A whiteboard behind the treadmill read: THANK YOU HEALTHCARE HEROES.
"My main goal was to finish. Just happy to finish," Hoye said. "I wanted to float around six miles per hour, but for the most part I covered up the time and the distance on the treadmill with a towel."
To buoy his energy, Hoye drank water mixed with Accelerade powder and ate Honey Stinger energy gels and cups of Mandarin oranges.
"Mentally it was very difficult," Hoye said. "The hardest part for me were the charley horse cramps in my calves. I collapsed on the ground in agony. That was definitely a dark period, and I didn't know if I would finish. But I always remembered why I was doing it, so I started walking it out, jogged for 10-20 minutes and walked again."
In the meantime, Ming was using his boundless energy to cheer on Hoye while calling out donors and chat room supporters on the livestream feed by monitoring five screens at once. His two computer screens monitored the donation page and the chatroom and control panel. Two laptop screens monitored an additional stream and a video call from Hoye. He used his smartphone to track that live chat.
All from the comfort of his office, er, bedroom.

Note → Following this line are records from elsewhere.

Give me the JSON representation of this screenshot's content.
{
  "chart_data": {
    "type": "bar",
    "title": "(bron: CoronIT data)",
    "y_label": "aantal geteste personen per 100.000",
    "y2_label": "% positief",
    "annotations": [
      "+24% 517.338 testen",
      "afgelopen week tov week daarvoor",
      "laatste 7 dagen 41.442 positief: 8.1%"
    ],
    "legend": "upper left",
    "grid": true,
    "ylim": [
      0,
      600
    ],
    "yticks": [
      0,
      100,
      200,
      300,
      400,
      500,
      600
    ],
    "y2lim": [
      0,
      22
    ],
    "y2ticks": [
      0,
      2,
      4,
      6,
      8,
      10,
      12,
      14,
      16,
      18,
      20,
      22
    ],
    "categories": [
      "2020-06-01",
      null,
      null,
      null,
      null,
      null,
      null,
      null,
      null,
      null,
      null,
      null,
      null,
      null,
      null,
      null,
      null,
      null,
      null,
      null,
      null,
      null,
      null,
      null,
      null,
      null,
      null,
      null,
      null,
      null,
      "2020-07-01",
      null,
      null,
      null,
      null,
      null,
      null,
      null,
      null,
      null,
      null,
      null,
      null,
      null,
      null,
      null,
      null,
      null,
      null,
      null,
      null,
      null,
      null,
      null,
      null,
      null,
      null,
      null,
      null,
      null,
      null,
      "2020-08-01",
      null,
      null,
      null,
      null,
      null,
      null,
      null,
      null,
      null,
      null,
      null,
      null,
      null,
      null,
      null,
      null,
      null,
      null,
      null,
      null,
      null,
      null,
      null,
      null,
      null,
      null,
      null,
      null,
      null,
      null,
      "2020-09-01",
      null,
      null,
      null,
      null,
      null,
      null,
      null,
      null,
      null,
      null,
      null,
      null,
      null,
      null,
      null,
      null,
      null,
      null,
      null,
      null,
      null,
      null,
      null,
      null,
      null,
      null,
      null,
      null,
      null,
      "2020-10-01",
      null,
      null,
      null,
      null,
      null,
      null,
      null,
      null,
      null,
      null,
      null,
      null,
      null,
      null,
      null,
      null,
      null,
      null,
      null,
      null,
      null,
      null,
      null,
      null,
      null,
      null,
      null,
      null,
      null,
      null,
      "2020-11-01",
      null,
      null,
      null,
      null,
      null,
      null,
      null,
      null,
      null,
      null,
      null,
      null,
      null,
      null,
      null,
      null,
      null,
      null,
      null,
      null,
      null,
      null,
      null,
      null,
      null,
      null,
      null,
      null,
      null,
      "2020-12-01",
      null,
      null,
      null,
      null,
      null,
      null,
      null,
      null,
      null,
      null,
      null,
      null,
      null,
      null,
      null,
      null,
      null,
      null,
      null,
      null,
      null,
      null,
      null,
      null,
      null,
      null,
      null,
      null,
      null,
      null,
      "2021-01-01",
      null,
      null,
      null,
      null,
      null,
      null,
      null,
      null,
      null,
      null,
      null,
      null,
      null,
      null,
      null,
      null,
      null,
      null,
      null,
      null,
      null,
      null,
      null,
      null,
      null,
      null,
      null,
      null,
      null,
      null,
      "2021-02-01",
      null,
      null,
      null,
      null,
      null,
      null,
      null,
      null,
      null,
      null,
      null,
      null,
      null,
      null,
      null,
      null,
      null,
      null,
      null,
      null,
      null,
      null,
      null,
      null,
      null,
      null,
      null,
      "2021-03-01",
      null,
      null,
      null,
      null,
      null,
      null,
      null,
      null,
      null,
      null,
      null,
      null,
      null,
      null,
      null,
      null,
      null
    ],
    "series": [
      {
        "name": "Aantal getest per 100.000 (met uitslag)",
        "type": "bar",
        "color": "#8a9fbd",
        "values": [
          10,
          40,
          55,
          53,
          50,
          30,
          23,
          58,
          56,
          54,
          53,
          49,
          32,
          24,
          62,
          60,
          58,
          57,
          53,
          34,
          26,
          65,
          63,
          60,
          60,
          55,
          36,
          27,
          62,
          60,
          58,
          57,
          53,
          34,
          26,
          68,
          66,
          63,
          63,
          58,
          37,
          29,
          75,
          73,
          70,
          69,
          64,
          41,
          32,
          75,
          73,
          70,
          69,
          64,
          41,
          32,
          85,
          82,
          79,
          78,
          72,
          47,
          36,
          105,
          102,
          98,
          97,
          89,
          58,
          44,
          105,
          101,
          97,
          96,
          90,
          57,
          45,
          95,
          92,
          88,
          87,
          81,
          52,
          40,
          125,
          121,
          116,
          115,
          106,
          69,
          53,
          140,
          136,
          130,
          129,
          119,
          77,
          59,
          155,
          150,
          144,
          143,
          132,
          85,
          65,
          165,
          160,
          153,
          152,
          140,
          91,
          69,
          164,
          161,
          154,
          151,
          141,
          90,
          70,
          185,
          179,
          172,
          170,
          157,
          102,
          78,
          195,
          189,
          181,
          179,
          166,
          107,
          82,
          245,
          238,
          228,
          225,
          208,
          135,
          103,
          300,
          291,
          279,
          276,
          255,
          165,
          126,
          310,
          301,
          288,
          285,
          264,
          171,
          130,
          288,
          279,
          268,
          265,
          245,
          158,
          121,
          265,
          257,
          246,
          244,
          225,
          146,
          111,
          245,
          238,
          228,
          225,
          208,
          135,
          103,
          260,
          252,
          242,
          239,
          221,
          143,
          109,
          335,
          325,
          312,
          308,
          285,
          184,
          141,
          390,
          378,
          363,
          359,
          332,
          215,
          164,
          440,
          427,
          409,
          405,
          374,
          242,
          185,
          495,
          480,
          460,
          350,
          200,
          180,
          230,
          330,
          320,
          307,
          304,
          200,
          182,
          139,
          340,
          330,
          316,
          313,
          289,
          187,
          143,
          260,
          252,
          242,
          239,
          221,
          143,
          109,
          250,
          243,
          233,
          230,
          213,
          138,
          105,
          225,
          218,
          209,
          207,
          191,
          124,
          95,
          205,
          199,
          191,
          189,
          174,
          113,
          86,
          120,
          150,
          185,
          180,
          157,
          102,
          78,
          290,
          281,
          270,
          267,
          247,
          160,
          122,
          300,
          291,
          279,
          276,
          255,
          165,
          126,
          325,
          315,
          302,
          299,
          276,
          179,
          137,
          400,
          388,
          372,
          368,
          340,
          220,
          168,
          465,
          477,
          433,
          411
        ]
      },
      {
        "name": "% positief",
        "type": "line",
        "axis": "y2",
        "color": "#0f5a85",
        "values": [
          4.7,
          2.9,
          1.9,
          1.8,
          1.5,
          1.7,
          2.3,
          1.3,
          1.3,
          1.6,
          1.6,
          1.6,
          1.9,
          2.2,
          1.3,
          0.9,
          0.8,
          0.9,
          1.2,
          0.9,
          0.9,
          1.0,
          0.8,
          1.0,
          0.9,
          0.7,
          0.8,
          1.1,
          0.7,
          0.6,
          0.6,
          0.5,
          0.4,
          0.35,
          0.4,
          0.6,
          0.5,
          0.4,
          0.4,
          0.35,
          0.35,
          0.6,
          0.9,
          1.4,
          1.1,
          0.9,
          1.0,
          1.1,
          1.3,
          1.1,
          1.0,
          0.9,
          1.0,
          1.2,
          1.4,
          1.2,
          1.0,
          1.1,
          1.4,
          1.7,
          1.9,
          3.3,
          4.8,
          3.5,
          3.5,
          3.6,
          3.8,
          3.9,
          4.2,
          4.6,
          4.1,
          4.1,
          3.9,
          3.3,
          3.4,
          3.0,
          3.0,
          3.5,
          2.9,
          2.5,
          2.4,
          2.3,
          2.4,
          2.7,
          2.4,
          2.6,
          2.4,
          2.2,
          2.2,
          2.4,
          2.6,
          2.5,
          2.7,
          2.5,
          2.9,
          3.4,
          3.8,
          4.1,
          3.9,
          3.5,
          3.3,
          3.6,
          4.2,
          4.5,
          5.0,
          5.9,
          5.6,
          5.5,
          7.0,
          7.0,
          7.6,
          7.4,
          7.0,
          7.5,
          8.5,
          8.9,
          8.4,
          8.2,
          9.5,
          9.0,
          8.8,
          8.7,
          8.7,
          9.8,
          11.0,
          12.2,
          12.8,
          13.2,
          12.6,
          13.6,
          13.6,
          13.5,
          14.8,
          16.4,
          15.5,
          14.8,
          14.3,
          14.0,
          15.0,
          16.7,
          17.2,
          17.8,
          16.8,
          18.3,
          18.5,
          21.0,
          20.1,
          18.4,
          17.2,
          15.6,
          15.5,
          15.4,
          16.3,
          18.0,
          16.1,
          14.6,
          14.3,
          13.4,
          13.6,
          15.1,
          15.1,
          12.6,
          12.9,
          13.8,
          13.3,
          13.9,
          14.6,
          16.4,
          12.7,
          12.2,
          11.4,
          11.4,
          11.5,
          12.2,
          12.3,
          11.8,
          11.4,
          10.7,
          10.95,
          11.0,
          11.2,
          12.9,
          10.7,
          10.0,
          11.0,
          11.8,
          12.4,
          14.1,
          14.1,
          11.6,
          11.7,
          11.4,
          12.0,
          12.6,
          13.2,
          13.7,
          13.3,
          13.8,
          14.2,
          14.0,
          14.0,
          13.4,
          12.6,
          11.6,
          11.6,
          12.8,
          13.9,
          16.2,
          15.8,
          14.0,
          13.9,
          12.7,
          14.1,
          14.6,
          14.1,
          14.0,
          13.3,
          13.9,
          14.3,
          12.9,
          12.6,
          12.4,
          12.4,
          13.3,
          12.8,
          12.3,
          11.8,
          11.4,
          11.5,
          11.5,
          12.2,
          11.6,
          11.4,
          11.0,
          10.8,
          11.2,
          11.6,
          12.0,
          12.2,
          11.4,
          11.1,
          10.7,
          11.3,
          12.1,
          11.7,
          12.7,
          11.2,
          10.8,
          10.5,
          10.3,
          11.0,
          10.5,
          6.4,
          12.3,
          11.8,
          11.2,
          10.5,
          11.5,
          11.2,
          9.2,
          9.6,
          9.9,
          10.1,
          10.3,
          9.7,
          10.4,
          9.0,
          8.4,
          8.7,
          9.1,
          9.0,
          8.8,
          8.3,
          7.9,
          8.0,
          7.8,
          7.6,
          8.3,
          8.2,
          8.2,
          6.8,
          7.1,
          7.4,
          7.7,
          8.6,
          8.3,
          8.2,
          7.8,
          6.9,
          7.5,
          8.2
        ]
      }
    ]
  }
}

Supporters on the livestream chimed in with chat room cheers like, "Killing it," "Truly legendary," and "Someone get the man a pizza." And when Hoye finished, "Time to take a nap."
Ming talked non-stop for all 321 minutes of Hoye's epic challenge.
"I had done some production work before but never on this scale," Ming said. "We were all on a high during Bobby's run. The big thing for me personally is I'm an extrovert. What I'm like on the stream is what I'm like in person. We bounced off each other's energy. When Bobby finished the marathon and we saw how much money we raised, it was a big sigh of relief."
"There's a great chemistry between us," Hoye said. "We elevate each other. He's a big part of my story."
The paths of Hoye and Ming will divide after senior year. Hoye, an honors student at Rumson, will follow a five-year plan to complete a double major. He'll spend three years at Roanoke College in Virginia to study physics, then two more years at Virginia Tech to study environmental engineering.
Ming, who has posted his impressive artistic work with duct tape online, will pursue graphic design at Chapman University in Orange, Calif.
Rest assured, these pals said they will remain in contact and plan another adventure for next spring when they return home from college.
"Although this last one will be hard to beat," Ming said. "I realize I'm behind the scenes but Bob reminds me it's a team effort and I couldn't be more proud of him as a friend."
Until then, these Rumson classmates have left a legacy of courage and goodwill for many to follow.
"It was about climbing a mountain and getting to the top," Hoye said. "Some people said I was crazy for trying but it was one of the best decisions I've ever made, and I'd do it again if I could. For me it was all about uniting our community and thanking our health care workers. They need to be shown how much we care and respect what they're doing. I'm hoping what Peyton and I did makes a huge impact during these dark times, and maybe it will give people a happy story with hope."